Nach dem Willen des Bundesrates soll die Verunglimpfung des Andenkens Verstorbener (Paragraf 189 Strafgesetzbuch) künftig in bestimmten Fällen von Amts wegen strafrechtlich verfolgt werden können. Aktuell werden Taten gemäß Paragraf 194 („Strafantrag“) nur verfolgt, wenn ein Angehöriger der verstorbenen Personen dies beantragt.
Das setzt voraus, dass die antragstellende Personen die jeweiligen Äußerungen individuell zur Kenntnis nimmt, führt der Bundesrat in einem entsprechenden Gesetzentwurf (20/1975) aus. „Dies ist emotional hoch belastend und insbesondere, wenn es sich um eine Vielzahl solcher Äußerungen handelt, den Angehörigen nicht zumutbar“, heißt es weiter.
Der Bundesrat schlägt daher vor, den Paragrafen 189 nicht mehr als „absolutes Antragsdelikt“ auszugestalten und will dazu zwei Ergänzungen in Paragraf 194 vornehmen. Zum einen sollen Taten durch eine Ergänzung in Absatz 2 auch dann verfolgt werden können, „wenn die Strafverfolgungsbehörde wegen des besonderen öffentlichen Interesses an der Strafverfolgung ein Einschreiten von Amts wegen für geboten hält“.

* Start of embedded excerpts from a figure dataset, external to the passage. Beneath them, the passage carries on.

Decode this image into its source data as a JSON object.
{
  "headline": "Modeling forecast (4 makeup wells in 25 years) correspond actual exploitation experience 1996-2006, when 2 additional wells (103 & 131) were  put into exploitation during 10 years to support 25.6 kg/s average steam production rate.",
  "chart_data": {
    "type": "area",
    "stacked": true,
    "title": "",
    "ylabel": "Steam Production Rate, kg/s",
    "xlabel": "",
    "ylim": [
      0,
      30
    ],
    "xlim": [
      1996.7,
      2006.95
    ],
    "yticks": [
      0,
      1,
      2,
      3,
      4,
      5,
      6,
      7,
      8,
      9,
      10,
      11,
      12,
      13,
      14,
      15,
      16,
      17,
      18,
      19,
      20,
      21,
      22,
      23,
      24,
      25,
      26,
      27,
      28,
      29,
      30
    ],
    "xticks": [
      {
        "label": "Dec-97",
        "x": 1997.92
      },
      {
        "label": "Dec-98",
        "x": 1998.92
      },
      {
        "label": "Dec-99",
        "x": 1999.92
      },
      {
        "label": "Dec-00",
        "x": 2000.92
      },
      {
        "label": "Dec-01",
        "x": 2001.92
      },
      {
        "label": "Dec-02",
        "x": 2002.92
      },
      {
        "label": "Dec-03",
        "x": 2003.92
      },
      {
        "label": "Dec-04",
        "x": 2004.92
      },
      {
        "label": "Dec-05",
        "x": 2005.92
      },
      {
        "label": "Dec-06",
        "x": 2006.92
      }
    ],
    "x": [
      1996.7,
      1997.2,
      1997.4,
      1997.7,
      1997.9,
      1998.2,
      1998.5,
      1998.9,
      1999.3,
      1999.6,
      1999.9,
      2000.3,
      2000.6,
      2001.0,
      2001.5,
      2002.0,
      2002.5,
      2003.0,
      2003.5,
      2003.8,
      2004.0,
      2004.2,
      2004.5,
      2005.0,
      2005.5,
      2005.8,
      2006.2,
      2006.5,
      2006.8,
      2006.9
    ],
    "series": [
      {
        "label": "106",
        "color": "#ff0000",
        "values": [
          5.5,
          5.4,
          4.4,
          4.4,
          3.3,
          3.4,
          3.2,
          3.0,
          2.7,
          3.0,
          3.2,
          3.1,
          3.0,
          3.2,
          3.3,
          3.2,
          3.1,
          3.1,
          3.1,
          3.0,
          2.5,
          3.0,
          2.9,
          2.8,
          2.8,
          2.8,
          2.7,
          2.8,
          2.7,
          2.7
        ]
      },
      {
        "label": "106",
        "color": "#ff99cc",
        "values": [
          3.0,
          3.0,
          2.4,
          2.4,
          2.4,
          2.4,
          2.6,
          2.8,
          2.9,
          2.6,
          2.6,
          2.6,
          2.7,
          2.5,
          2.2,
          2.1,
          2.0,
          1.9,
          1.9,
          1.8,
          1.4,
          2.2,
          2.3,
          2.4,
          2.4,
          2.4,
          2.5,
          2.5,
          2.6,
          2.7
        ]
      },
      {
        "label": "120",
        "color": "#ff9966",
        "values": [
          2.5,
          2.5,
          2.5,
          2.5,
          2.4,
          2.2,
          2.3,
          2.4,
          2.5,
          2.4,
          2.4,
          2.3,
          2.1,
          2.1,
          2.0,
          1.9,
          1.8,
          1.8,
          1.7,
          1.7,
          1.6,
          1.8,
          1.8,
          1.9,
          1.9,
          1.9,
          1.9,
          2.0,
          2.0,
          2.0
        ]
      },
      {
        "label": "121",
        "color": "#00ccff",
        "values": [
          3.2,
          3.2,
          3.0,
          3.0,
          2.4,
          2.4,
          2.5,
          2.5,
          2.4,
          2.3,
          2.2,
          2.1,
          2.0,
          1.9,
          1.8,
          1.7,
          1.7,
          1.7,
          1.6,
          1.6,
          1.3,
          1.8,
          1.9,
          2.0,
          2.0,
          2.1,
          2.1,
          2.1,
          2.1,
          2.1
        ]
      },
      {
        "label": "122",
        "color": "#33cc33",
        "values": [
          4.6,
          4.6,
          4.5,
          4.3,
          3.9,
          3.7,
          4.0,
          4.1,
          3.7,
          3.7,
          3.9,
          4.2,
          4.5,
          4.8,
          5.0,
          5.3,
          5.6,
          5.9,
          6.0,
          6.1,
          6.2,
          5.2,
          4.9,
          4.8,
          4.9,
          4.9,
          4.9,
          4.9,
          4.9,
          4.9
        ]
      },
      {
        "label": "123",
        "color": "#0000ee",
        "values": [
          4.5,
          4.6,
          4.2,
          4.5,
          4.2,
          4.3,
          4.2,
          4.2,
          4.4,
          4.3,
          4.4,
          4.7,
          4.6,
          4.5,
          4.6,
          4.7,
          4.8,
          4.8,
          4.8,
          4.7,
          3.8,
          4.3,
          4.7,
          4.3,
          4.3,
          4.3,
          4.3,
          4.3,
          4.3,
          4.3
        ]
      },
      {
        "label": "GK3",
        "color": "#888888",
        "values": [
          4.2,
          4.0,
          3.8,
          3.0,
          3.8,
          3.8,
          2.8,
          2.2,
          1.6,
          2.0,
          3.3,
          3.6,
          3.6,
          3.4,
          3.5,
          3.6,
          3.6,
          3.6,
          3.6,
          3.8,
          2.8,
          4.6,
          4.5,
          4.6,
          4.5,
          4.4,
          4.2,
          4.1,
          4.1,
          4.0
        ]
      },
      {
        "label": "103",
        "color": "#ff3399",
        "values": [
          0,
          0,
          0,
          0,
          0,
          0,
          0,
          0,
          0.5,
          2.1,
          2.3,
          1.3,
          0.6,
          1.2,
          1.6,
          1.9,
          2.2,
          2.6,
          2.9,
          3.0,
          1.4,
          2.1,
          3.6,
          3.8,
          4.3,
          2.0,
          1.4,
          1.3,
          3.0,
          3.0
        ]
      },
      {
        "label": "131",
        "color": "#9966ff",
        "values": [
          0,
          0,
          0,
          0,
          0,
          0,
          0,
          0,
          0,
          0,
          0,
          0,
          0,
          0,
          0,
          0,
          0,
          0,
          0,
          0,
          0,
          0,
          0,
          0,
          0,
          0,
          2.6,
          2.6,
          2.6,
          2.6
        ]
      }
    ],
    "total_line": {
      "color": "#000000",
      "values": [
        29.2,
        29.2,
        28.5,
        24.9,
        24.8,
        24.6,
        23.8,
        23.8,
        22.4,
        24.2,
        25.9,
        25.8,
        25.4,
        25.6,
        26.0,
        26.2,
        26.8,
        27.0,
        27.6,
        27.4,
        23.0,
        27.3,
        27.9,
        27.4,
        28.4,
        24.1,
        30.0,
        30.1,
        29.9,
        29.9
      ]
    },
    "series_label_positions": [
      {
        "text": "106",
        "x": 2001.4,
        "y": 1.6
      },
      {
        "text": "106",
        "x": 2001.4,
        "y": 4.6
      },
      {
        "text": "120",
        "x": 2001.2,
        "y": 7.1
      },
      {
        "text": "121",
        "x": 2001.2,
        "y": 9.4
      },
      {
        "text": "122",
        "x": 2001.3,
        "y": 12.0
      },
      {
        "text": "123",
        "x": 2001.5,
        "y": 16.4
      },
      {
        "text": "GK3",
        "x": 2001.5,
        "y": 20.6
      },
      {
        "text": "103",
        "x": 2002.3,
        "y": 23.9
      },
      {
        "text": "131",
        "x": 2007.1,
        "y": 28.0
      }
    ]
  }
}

Zum anderen soll in Absatz 3 festgeschrieben werden, dass auch Dienstvorgesetzte von Verstorbenen antragsberechtigt sind, wenn es sich bei dem Verstorbenen um einen Amtsträger oder Soldaten handelt und die Tat „in Beziehung auf die Dienstausübung“ begangen wird. Entsprechend ergänzt werden soll auch der Paragraf 77a („Antrag des Dienstvorgesetzten“).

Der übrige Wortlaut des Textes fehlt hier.